Sunday, July 13, 2008

Database object naming conventions - SQLSERVER

Database object naming conventions

There is no such hard and fast rule to define database names, but I prefer to use some naming conventions which will polish your task(s):

I always usee the following(s):-

1. Tables
Tables represent the instances of an entity. For example, you store all your customer information in a table. Here, 'customer' is an entity and all the rows in the customers table represent the instances of the entity 'customer'. So, why not name your table using the entity it represents, 'Customer'. Since the table is storing 'multiple instances' of customers, make your table name a plural word.

Rules: Pascal notation; end with an ‘s’
Examples: Employees, Customers, Headlines, Groups etc.

This is a more natural way of naming tables, when compared to approaches which name tables as tblCustomers, tbl_Orders. Further, when you look at your queries it's very obvious that a particular name refers to a table, as table names are always preceded by FROM clause of the SELECT statement.

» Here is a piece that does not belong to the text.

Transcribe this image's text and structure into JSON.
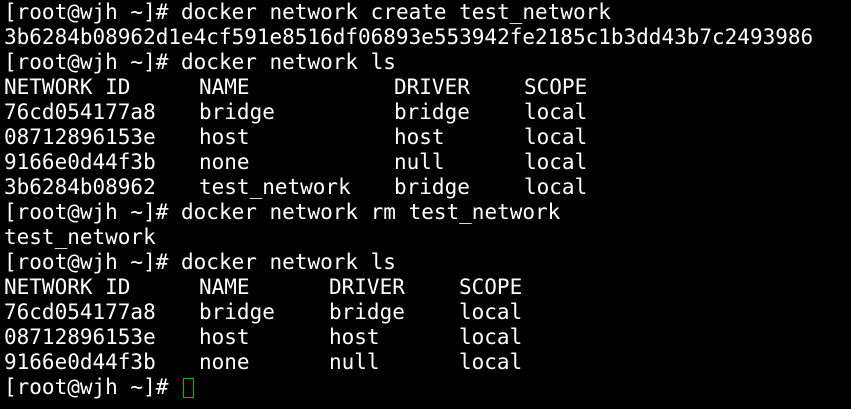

If your database deals with different logical functions and you want to group your tables according to the logical group they belong to, it won't hurt prefixing your table name with a two or three character prefix that can identify the group.

2. Views
A view is nothing but a table, for any application that is accessing it. So, the same naming convention defined above for tables, applies to views as well, but not always. Here are some exceptions:

a) Views not always represent a single entity. A view can be a combination of two tables based on a join condition, thus, effectively representing two entities. In this case, consider combining the names of both the base tables. Here's an example:

If there is a view combining two tables 'Customers' and 'Addresses', name the view as 'CustomersAddresses'. Same naming convention can be used with junction tables that are used to link two many-to-many related base tables. Most popular example is the 'TitleAuthor' table from 'Pubs' database of SQL Server.

b) Views can summarize data from existing base tables in the form of reports. You can see this type of views in the 'Northwind' database that ships with SQL Server 7.0 and above. Here's the convention that database follows. (I prefer this):

'Product Sales for 1997'
'Summary of Sales by Quarter'
'Summary of Sales by Year'

However, try to stay away from spaces within object names.

3. Stored Procedure
Stored procedures always do some work for you, they are action oriented. So, let their name describe the work they do. So, use a verb to describe the work.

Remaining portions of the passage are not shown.